Sich verstecken ist keine Stärke
Es gibt die Freimaurer, die Illuminaten hat es auch gegeben, jedoch sind sie wahrscheinlich weit weg davon, als Erklärung für jedes Unheil der Menschheitsgeschichte herhalten zu können.

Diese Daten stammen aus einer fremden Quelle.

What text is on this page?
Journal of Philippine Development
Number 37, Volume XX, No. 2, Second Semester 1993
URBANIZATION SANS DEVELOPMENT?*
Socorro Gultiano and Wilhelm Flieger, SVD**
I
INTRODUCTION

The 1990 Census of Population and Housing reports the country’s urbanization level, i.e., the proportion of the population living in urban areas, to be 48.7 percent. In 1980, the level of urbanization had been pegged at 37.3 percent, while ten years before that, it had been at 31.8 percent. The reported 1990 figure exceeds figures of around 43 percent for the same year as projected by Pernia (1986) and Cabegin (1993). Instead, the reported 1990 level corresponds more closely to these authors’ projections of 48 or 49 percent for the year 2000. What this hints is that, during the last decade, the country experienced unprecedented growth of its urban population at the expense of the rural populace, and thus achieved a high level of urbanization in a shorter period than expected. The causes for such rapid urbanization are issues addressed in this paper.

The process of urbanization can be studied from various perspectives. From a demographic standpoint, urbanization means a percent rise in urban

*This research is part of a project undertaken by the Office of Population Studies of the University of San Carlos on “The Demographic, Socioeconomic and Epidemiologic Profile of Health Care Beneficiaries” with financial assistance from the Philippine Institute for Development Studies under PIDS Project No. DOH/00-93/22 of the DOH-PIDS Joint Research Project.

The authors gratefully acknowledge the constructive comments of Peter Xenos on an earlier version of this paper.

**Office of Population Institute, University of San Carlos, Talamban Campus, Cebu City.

Oder wie es Gregory passend schreibt: «Die paranoide Zusammenhangskonstruktion erscheint hier als verzweifelter und letztlich vergeblicher Versuch, Ordnung ins Chaos zu bringen, in einer sich zunehmend dissoziierenden, entropischen Welt Orientierungspunkte, Strukturen ‚Sinn’ zu schaffen.» Mächtige Leute brauchen keine geheimen Treffen, um wichtige Entscheidungen zu treffen, siehe die Rotary-Clubs, das WEF, die Bilderberger-Konferenz oder eben die Freimaurer: Ihr Veranstaltungskalender ist im Internet für jeden offen zugänglich. Deshalb gilt: Aus dem Geheimen heraus agieren nur die Schwächeren.

Literaturempfehlungen:
Illuminaten
Gregory, Stephan (2009). Wissen und Geheimnis : das Experiment des Illuminatenordens. Frankfurt am Main: Stroemfeld.
Lennhoff, Eugen (1931). Politische Geheimbünde. Zürich: Amalthea-Verlag.
Freimaurerei
Baumann, Adolf (2006). Wer ist wer? : markante Freimaurer aus zwei Jahrhunderten. Zürich: Modestia cum Libertate.
Wendling, Peter (1991). Die Unfehlbaren : die Geheimnisse exklusiver Clubs, Logen und Zirkel. Zürich: Schweizer Verlagshaus.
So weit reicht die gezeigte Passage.